Methods: In this systematic-review and network meta-analysis, we searched the Cochrane Library, Embase, Global Health, Medline, clinicaltrials.gov and trialsearch.who.int up to February 17, 2023 with no language restrictions. Studies were eligible if they presented data comparing the immunogenicity of either PCV7, PCV10 or PCV13 in head-to-head randomised trials of young children under 2 years of age, and provided immunogenicity data for at least one time point after the primary vaccination series or the booster dose. Publication bias was assessed via Cochrane's Risk Of Bias due to Missing Evidence tool and comparison-adjusted funnel plots with Egger's test. Individual participant level data were requested from publication authors and/or relevant vaccine manufacturers.

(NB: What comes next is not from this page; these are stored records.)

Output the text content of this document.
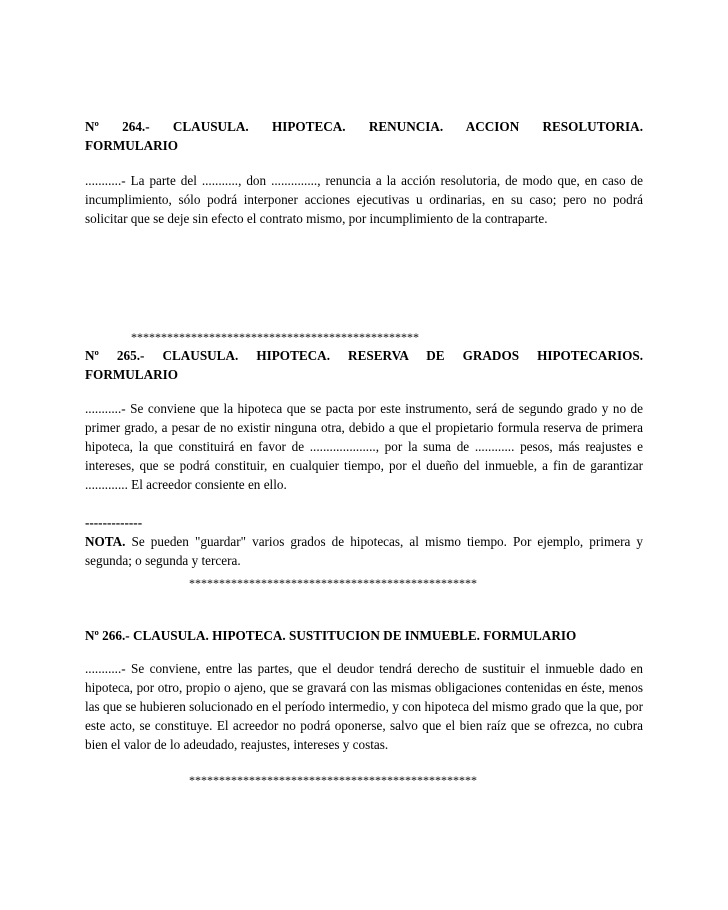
Nº 264.- CLAUSULA. HIPOTECA. RENUNCIA. ACCION RESOLUTORIA.
FORMULARIO
...........- La parte del ..........., don .............., renuncia a la acción resolutoria, de modo que, en caso de incumplimiento, sólo podrá interponer acciones ejecutivas u ordinarias, en su caso; pero no podrá solicitar que se deje sin efecto el contrato mismo, por incumplimiento de la contraparte.
************************************************
Nº 265.- CLAUSULA. HIPOTECA. RESERVA DE GRADOS HIPOTECARIOS.
FORMULARIO
...........- Se conviene que la hipoteca que se pacta por este instrumento, será de segundo grado y no de primer grado, a pesar de no existir ninguna otra, debido a que el propietario formula reserva de primera hipoteca, la que constituirá en favor de ...................., por la suma de ............ pesos, más reajustes e intereses, que se podrá constituir, en cualquier tiempo, por el dueño del inmueble, a fin de garantizar ............. El acreedor consiente en ello.
-------------
NOTA. Se pueden "guardar" varios grados de hipotecas, al mismo tiempo. Por ejemplo, primera y segunda; o segunda y tercera.
************************************************
Nº 266.- CLAUSULA. HIPOTECA. SUSTITUCION DE INMUEBLE. FORMULARIO
...........- Se conviene, entre las partes, que el deudor tendrá derecho de sustituir el inmueble dado en hipoteca, por otro, propio o ajeno, que se gravará con las mismas obligaciones contenidas en éste, menos las que se hubieren solucionado en el período intermedio, y con hipoteca del mismo grado que la que, por este acto, se constituye. El acreedor no podrá oponerse, salvo que el bien raíz que se ofrezca, no cubra bien el valor de lo adeudado, reajustes, intereses y costas.
************************************************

Outcomes included the geometric mean ratio (GMR) of serotype-specific IgG and the relative risk (RR) of seroinfection. Seroinfection was defined for each individual as a rise in antibody between the post-primary vaccination series time point and the booster dose, evidence of presumed subclinical infection. Seroefficacy was defined as the RR of seroinfection. We also estimated the relationship between the GMR of IgG one month after priming and the RR of seroinfection by the time of the booster dose. The protocol is registered with PROSPERO, ID CRD42019124580.

Findings: 47 studies were eligible from 38 countries across six continents. 28 and 12 studies with data available were included in immunogenicity and seroefficacy analyses, respectively. GMRs comparing PCV13 vs PCV10 favoured PCV13 for serotypes 4, 9V, and 23F at 1 month after primary vaccination series, with 1.14- to 1.54- fold significantly higher IgG responses with PCV13. Risk of seroinfection prior to the time of booster dose was lower for PCV13 for serotype 4, 6B, 9V, 18C and 23F than for PCV10. Significant heterogeneity and inconsistency were present for most serotypes and for both outcomes. Two-fold higher antibody after primary vaccination was associated with a 54% decrease in risk of seroinfection (RR 0.46, 95% CI 0.23-0.96).

Interpretation: Serotype-specific differences were found in immunogenicity and seroefficacy between PCV13 and PCV10. Higher antibody response after vaccination was associated with a lower risk of subsequent infection. These findings could be used to compare PCVs and optimise vaccination strategies.

Funding: The NIHR Health Technology Assessment Programme.

Keywords: Immunogenicity; Individual participant data; Network meta-analysis; Pneumococcal conjugate vaccines; Seroefficacy.